Dua Jenia Outbound Yang Berdampak
Outbound biasanya terbagi menjadi dua jenis. Pertama, low impact. Aktivitasnya sederhana, risikonya kecil, namun penuh makna. Misalnya memasukkan pensil ke dalam botol, lempar tangkap bola, atau permainan komunikasi sederhana.
Kedua adalah yang high impact. Aktivitasnya lebih menantang secara fisik, misalnya menuruni tebing dengan tali, menyeberang lembah dengan jembatan gantung, atau membuat rakit dari tong dan bambu untuk menyeberangi danau. Meski menegangkan, justru di sinilah banyak pelajaran emosional lahir.
Outbound ternyata menjadi ruang latihan nyata bagi kecerdasan emosi atau EQ. Minimal, kamimentata ada tujuh aspek utama yang sering muncul dalam setiap permainan.
Pertama, kesadaran diri (self awareness). Saat peserta menerima masukan dari rekan, atau saat panik di bawah tekanan, ia belajar bercermin pada dirinya sendiri. Ia belajar lebih mengenal dirinya. Misalnya ketika ia terlalu tergesa mengambil keputusan dan menyebabkan tim gagal, ia mulai sadar akan gaya kerjanya, polanya, kebiasaannya yang perlu diperbaiki.
Kedua, manajemen emosi (self management). Dalam permainan yang harus diulang karena satu kesalahan, peserta belajar menahan marah. Ia belajar tidak serta merta menyalahkan orang lain, dan tetap tenang. Saat tubuhny sudah lelah dan badan memberontak ingin menyerah, ia berlatih mengendalikan frustrasinya agar tetap mampu menyelesaikan tugas, bagi timnya.
Ketiga, rasa empati. Ada peserta yang takut ketinggian, ada yang fisiknya tidak kuat, ada pula yang sedang sakit. Di sinilah hati diuji, apakah seseorang mau memahami kondisi rekannya. Maukah embantu atau justru membiarkan rekannya tertingga.

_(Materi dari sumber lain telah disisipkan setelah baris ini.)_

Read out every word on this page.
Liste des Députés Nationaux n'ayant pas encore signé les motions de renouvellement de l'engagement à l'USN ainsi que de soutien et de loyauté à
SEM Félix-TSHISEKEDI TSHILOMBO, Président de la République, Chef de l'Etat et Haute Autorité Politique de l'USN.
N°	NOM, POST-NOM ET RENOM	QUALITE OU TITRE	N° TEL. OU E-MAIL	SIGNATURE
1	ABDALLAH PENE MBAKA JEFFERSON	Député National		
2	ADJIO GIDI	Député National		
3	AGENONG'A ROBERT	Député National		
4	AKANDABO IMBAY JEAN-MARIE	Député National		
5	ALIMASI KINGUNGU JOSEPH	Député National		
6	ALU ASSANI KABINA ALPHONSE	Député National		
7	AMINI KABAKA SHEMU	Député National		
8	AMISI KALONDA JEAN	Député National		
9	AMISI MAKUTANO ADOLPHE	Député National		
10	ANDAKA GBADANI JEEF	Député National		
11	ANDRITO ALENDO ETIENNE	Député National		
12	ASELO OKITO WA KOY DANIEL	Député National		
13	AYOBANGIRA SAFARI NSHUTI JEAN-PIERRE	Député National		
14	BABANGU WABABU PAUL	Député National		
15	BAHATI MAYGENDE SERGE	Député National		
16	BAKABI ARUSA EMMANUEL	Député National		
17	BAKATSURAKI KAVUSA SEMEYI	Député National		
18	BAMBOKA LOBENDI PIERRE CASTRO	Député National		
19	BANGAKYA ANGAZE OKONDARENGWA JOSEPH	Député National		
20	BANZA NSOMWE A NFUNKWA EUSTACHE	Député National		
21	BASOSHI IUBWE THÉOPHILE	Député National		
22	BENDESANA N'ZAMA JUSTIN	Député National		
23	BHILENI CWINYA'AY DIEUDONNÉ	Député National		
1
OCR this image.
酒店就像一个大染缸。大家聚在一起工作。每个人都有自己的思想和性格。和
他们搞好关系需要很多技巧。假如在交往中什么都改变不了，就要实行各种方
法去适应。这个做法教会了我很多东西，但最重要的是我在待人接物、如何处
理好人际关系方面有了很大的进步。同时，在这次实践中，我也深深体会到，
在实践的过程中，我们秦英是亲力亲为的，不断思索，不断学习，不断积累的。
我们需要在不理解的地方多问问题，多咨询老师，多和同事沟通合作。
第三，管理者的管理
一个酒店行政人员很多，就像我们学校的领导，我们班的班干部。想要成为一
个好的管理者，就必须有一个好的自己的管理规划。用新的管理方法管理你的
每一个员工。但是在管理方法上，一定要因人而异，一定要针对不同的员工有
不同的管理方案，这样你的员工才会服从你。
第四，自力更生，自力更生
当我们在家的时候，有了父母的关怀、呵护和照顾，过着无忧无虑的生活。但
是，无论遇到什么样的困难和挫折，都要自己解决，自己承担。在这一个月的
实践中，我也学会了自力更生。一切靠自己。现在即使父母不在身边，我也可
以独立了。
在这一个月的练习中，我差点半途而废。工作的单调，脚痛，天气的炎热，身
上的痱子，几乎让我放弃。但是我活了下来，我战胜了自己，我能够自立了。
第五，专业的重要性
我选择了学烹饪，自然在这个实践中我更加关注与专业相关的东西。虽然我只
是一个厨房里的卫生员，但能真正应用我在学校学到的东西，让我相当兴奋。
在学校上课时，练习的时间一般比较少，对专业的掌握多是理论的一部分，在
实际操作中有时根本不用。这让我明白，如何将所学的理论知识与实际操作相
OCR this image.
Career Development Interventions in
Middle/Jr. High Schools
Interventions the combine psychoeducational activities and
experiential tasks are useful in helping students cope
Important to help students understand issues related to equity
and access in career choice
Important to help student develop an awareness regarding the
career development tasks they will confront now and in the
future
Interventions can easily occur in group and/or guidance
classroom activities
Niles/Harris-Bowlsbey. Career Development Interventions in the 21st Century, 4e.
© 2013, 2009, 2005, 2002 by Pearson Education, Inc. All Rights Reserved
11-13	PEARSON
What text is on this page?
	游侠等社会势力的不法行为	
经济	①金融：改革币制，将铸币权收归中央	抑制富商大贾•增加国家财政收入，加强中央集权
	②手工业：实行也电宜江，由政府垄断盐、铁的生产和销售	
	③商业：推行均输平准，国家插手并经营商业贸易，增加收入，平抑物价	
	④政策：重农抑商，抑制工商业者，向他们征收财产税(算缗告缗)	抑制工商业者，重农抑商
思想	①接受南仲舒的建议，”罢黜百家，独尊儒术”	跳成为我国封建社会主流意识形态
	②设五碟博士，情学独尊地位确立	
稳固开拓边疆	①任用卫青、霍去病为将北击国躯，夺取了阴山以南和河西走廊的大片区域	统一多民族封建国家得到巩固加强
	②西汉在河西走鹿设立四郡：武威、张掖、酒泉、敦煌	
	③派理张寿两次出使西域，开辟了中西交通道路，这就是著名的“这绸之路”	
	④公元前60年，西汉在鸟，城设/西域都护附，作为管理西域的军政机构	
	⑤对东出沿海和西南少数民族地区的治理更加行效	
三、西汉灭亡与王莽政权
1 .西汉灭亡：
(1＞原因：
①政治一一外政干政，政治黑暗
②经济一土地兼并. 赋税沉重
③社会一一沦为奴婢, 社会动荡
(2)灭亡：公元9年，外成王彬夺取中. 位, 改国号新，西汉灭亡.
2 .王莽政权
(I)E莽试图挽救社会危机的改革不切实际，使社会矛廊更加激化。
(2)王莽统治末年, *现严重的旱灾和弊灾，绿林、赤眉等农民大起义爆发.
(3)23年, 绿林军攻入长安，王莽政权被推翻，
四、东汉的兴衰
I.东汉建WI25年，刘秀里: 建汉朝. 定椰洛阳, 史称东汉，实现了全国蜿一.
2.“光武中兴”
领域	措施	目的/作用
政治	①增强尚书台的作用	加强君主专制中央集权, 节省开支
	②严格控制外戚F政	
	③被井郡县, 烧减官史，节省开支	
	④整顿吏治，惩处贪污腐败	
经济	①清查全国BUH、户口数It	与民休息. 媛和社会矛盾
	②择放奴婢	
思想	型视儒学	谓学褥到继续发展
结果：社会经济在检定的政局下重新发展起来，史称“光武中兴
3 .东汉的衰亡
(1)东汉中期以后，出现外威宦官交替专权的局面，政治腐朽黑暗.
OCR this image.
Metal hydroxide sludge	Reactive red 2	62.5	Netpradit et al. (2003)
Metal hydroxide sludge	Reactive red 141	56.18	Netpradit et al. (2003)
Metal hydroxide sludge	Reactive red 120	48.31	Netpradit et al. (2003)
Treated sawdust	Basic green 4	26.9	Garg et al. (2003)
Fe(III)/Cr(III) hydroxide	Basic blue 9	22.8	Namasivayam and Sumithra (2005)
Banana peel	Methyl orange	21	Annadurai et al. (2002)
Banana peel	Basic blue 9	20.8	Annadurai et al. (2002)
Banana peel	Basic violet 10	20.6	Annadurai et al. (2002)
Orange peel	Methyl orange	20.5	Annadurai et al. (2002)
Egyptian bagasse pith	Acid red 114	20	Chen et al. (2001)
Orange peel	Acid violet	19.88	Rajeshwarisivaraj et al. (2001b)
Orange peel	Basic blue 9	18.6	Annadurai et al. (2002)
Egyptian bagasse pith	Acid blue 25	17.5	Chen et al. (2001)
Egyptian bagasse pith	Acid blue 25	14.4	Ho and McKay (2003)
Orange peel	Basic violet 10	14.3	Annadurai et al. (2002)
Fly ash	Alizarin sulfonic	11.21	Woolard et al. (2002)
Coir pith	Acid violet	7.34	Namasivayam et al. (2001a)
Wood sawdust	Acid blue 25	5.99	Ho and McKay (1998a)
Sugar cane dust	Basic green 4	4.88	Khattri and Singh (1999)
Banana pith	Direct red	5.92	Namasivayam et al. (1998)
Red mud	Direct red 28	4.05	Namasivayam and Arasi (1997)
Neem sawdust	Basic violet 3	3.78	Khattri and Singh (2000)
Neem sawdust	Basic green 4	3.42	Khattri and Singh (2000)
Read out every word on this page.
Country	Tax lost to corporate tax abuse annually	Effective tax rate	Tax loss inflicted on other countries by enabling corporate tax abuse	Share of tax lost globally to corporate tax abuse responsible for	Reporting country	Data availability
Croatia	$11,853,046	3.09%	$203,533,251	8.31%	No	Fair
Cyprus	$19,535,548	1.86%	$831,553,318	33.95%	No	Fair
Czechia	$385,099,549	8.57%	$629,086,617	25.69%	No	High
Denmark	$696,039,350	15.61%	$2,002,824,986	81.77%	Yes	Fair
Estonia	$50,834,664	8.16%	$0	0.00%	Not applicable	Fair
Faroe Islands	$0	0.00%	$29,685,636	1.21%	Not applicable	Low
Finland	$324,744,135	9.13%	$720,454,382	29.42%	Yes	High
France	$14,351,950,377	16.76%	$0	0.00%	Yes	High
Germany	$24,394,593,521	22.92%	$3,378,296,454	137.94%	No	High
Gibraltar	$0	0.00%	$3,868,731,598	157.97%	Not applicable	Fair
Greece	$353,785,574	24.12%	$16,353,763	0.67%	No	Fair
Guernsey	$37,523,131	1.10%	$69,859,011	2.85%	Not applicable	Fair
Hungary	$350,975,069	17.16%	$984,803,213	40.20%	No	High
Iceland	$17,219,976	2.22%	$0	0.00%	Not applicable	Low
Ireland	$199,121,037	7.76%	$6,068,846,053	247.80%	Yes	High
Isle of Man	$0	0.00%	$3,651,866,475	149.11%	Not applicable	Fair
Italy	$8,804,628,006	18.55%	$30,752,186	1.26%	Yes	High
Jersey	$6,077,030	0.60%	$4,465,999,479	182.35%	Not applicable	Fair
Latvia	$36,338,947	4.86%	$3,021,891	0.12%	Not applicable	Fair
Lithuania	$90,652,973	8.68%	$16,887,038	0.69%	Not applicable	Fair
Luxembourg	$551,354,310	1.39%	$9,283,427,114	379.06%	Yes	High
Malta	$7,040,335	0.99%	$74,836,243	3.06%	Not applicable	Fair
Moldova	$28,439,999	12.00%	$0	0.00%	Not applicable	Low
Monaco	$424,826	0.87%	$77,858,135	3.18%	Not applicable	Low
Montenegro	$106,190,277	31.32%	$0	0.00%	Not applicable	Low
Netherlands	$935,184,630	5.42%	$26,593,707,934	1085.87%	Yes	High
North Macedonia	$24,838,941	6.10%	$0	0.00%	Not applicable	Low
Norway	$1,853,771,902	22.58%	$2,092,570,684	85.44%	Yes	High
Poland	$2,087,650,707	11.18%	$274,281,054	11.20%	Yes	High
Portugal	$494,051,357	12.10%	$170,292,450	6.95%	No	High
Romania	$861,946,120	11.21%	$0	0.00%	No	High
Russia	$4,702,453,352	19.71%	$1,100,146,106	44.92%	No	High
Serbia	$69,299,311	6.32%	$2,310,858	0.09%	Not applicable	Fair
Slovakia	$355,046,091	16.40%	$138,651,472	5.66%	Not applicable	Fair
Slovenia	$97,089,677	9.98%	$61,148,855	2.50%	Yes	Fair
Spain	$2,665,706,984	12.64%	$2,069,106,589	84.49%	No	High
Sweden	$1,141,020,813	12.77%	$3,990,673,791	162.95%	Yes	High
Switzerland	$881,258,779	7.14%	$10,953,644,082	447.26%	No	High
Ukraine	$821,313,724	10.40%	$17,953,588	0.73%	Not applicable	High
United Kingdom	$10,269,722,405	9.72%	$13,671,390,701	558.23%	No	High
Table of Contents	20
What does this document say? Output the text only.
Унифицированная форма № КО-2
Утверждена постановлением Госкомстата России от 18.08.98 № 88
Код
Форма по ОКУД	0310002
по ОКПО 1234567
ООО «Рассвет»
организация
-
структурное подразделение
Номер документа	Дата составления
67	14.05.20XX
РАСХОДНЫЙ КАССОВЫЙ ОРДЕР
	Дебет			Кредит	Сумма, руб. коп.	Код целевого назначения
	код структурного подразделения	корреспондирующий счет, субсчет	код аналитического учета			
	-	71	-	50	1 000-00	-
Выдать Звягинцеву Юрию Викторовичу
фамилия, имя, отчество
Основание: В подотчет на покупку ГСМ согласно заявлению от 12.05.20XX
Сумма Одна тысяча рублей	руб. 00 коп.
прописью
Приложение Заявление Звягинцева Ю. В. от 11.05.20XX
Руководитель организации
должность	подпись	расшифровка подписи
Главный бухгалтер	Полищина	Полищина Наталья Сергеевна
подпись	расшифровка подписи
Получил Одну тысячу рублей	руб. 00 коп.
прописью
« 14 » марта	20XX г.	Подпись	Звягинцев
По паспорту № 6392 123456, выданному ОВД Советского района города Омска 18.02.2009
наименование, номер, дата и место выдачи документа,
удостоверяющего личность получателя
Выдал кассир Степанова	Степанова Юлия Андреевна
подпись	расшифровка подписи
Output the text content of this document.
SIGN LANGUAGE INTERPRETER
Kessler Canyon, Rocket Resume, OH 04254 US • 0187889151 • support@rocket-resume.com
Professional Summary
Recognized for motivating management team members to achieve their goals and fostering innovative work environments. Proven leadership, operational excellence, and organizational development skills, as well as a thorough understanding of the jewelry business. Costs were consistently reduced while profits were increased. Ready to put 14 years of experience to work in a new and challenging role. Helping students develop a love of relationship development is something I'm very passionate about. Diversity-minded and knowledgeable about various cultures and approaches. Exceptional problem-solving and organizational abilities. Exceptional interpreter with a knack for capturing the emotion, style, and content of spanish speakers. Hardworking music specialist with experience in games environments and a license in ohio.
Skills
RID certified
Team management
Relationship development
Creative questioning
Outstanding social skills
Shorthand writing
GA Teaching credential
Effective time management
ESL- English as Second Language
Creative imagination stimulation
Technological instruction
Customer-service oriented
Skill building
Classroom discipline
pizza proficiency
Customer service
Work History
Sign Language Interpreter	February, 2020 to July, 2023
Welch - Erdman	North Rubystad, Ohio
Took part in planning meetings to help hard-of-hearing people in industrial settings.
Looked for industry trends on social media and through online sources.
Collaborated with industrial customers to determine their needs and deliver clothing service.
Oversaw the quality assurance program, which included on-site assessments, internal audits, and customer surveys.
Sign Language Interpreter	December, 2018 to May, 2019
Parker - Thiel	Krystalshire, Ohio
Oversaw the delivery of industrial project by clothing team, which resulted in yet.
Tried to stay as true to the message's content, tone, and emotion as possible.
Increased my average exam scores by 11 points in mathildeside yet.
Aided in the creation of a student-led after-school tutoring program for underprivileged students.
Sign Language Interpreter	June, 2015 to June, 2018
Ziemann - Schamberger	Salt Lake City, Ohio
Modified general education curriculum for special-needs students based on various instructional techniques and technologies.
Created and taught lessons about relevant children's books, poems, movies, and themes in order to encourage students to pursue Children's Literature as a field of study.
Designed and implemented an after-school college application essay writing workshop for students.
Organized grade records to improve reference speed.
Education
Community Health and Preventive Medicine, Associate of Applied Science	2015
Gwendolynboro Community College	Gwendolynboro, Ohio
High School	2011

Keempat, komunikasi dan interaksi. Outbound memaksa semua anggota untuk saling bicara, mendengarkan, dan menyampaikan ide dengan jelas. Ketika membangun rakit, misalnya, setiap ikatan bambu hanya bisa kokoh jika komunikasi terjalin dengan baik. Dalam outbound pun kita kadang berkelompok dengan orang yang mungkin tidak kita sukai. Tapi kita belajar bahwa perasaan suka atau tidak suka, harus bisa kita kesampingkan demi mencapai tujuan bersama.
Kelima, rasa saling percaya (trust). Saat seseorang harus diturunkan melewati jaring, seluruh tubuhnya berada di tangan rekan-rekan yang mengangkat. Keberhasilan bergantung pada keyakinan bahwa mereka tidak akan menjatuhkannya. Kepercayaan semacam ini yang membuat sebuah tim semakin solid. Di dalam dunia nyata di organisasi, trust adalah pondasi bagi kelangsungan organisasi.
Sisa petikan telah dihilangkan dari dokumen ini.